On April 2, Farley said he went downstairs around 7 a.m. and saw Morgan, who he lives with, walk outside, figuring she was stepping out to smoke a cigarette. But when Farley got back to his house a few hours later, he noticed that the potato she cut up for breakfast was still sitting on the kitchen counter. 

“The next morning, I took a more thorough look and I said if she doesn’t show up till after I do the prayer call, then I’ll go to the police station,” he said. 

However, Farley struggled to get attention from police on the case, as first reported in Capital B News. He said it took more than a week to get ahold of the assigned detective after filling out a missing persons report on April 3. The Police Department posted a flyer on April 16. Although Farley said he knows police have a lot of people to worry about, the process seemed “very slow and drawn out.” 

A police spokesperson said in a statement that the department “thoroughly (investigates)” every missing persons case based on available evidence, in the hope that the individuals can return home to their loved ones. 

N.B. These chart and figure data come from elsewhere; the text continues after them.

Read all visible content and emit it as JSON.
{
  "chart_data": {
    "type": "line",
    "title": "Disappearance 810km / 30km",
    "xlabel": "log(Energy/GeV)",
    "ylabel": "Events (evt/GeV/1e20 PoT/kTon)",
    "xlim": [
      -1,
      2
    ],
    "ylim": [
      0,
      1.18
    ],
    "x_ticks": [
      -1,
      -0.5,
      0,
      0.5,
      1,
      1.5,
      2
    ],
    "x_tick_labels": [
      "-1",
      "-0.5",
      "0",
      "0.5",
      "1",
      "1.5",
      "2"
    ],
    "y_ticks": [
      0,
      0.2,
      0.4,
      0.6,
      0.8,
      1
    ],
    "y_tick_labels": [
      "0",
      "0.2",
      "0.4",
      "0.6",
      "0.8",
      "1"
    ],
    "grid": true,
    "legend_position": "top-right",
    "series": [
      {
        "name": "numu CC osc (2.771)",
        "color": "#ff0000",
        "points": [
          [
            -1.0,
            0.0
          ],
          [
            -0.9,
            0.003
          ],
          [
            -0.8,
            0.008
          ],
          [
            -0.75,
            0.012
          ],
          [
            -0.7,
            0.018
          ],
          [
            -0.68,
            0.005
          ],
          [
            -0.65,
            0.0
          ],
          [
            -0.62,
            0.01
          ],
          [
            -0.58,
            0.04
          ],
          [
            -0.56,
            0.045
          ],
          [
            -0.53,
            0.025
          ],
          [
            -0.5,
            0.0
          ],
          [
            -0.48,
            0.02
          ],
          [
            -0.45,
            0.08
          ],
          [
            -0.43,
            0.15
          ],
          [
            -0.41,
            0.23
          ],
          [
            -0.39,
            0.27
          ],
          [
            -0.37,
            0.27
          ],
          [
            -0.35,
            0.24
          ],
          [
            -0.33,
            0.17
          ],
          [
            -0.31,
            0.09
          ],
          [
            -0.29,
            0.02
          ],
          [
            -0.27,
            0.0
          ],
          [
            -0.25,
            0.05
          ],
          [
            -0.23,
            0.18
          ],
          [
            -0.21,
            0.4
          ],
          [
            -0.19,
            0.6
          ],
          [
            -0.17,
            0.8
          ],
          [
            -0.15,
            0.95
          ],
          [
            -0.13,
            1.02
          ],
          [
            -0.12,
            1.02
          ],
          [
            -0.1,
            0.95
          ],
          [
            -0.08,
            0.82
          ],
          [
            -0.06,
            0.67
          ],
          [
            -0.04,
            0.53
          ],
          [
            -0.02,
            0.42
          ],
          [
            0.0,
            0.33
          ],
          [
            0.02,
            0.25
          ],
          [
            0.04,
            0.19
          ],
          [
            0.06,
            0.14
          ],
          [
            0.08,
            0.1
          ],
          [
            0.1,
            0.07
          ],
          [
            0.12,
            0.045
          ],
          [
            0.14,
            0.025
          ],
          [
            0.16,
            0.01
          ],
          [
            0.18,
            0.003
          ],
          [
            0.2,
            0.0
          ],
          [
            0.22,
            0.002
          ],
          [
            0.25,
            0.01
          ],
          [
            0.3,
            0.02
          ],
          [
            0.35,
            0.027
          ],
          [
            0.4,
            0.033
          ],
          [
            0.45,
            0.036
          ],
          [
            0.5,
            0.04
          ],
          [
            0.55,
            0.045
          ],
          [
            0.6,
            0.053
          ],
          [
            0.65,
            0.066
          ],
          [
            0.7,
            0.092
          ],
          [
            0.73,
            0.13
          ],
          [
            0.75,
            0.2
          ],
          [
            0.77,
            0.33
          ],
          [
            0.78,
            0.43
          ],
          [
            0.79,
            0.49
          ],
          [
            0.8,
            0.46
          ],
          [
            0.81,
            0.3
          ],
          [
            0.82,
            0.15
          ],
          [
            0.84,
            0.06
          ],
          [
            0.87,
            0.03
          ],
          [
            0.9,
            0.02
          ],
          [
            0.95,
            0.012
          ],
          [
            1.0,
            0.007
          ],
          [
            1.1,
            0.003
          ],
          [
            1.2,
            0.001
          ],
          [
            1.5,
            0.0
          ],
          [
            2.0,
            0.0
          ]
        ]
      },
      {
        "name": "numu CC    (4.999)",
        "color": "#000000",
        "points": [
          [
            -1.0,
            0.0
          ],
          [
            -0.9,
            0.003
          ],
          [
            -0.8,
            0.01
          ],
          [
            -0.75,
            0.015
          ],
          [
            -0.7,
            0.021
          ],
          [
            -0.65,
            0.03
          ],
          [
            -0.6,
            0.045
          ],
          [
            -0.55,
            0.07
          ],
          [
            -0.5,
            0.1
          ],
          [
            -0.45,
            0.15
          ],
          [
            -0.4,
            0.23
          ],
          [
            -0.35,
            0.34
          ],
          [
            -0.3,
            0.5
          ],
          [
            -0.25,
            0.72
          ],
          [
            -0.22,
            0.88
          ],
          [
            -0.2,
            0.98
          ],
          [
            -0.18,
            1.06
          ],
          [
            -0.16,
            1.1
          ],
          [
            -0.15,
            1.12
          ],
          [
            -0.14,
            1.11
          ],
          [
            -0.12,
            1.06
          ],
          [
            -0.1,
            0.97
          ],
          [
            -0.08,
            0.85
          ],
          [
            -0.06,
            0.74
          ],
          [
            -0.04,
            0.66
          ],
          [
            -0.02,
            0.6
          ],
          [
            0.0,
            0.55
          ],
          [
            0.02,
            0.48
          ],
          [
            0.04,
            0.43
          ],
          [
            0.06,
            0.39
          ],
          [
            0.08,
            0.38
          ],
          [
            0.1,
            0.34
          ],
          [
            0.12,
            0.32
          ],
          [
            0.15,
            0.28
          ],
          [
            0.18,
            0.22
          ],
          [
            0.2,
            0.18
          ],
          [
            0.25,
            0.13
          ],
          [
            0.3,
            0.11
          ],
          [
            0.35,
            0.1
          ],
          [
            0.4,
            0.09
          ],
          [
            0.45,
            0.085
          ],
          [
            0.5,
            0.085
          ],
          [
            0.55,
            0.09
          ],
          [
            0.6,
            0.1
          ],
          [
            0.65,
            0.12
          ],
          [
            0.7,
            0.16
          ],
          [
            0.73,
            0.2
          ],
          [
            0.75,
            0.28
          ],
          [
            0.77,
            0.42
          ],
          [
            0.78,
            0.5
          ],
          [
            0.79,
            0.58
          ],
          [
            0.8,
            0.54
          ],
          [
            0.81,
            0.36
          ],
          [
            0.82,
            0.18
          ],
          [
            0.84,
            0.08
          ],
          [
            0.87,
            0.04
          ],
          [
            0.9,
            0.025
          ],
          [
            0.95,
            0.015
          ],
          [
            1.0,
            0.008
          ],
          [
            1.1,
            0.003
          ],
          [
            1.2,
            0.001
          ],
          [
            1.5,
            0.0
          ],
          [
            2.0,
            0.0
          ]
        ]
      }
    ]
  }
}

“The Department is continuously working to strengthen communication with those affected by these missing persons cases,” the statement said. “Our goal is to ensure the families of missing individuals are treated fairly, and with dignity and respect, as these investigations proceed.”

Over the past two decades, Black people have accounted for about two-thirds of missing person cases in Chicago, a 2023 Pulitzer Prize-winning report from the Invisible Institute and City Bureau found. It also showed that despite making up only 2% of the city’s population, Black girls and women between the ages of 10 and 20 make up about 30% of all missing person cases.

In Farley’s case, he said he’s largely leaned on family and friends in his search. They’ve combed through social media, attempting to find clues about Morgan’s location, and posted her flyer, he said. She’s never disappeared before, he added. 

Farley said Morgan had isolated herself, and only had a few friends who she didn’t hang out with much anymore. He assumes she’s still in Chicago, saying he drives by nearby housing complexes on the off-chance he spots her. 

“I’m a man of prayer. I thank God I have a lot of people who surround me, and it’s just literally forcing me to do the work,” Farley said. “When I say do the work, force me to stay in my Bible, keep my prayer life where it needs to be. That’s the only thing that’s keeping me going.”

Anyone with information is asked to call 911 or contact Area 2 SVU detectives at 312-747-8274.